Apparently, we’re supposed to laugh when Elena goes and talks to her father’s corpse in one room in the palace. Apparently, we’re supposed to be amused by Elena’s burgeoning/ultra-weird relationship with Herbert Zubak (Matthias Schoenaerts), a soldier who shot dead a bunch of protesting workers. Apparently, we’re supposed to laugh when Elena yells and curses at children who are gathered to ask her questions. And when she has the leader of the opposition, (Hugh Grant), beaten. And on and on.

If it weren’t for the lighthearted music, “The Regime” would often seem like a dark, depressing drama.

The whole thing is creepy and uncomfortable, and lacking in laughs. Apparently, it’s intended for a rather specific audience — people who think it’s funny when they learn that Elena convinced her husband (Guillaume Gallienne) to leave his first wife for her, never to see his children again. “It’s hysterical,” Winslet said in a teleconference a few days ago.

Yikes.

I tuned in to that teleconference to try to figure out what I was missing in “The Regime.” It didn’t help. It didn’t make me feel any less like I’d wasted six hours of my life watching the show.
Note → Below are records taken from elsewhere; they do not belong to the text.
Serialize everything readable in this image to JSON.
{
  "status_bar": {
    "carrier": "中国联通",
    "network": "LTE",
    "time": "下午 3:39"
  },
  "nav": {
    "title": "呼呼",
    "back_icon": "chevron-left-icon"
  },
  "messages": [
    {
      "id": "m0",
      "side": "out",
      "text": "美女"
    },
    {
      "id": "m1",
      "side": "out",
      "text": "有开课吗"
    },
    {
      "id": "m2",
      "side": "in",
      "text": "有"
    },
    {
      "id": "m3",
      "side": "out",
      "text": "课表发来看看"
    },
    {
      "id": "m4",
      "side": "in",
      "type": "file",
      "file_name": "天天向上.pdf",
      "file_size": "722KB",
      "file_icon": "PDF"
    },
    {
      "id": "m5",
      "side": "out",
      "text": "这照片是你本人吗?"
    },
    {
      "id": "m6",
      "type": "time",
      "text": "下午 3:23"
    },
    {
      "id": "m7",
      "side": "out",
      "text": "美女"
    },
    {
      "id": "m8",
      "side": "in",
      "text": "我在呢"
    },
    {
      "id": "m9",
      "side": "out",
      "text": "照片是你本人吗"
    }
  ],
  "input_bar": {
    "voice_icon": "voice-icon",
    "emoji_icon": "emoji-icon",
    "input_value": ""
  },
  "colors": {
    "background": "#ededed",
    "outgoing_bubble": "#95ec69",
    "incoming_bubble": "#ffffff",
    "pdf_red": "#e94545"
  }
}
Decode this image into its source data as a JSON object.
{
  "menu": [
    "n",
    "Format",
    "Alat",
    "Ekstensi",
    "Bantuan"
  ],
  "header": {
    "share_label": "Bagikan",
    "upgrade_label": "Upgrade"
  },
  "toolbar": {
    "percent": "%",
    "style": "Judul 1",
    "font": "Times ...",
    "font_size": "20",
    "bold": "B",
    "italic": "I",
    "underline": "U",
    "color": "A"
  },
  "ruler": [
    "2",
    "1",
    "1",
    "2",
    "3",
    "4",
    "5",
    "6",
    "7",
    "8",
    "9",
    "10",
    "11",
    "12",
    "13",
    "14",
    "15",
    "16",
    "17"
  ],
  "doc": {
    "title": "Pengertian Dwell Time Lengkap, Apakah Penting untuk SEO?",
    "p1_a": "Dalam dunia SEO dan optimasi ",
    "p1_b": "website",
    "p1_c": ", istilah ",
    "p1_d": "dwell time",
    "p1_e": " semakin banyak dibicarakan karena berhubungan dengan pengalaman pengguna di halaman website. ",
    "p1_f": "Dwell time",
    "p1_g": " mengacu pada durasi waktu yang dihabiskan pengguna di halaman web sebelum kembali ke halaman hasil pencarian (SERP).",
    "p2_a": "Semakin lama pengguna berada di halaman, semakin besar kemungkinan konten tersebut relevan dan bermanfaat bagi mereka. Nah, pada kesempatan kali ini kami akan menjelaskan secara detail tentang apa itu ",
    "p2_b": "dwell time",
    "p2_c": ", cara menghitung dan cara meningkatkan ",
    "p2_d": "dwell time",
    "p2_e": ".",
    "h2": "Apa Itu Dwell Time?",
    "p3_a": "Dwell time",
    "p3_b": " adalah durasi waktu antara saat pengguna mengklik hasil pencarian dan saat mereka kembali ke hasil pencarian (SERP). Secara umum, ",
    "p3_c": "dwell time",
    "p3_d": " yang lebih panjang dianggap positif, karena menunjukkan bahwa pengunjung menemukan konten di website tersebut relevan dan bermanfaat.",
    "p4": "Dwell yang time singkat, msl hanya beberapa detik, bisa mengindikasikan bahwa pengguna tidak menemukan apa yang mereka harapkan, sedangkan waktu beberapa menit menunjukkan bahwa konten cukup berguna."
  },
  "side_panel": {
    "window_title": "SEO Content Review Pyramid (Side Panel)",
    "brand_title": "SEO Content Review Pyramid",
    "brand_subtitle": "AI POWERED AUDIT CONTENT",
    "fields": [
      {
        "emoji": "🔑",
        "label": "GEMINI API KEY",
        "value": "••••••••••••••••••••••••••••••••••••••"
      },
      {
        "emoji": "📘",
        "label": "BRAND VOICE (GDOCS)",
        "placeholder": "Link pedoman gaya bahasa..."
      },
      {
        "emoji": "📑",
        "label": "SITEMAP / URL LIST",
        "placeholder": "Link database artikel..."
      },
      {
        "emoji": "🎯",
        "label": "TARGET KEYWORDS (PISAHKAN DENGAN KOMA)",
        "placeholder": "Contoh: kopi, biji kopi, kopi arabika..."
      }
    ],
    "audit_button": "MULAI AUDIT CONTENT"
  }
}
Even HBO can’t always hit the mark. “The Regime” is a definite miss — it wants to be over-the-top, but it never quite gets there. Or, rather, the horrifying content — people die awful deaths, children are terrorized — keeps dragging it back to something that’s far more disturbing than anything else.

“The Regime” premieres Sunday at 7 p.m. on HBO. Episodes will also stream on Max.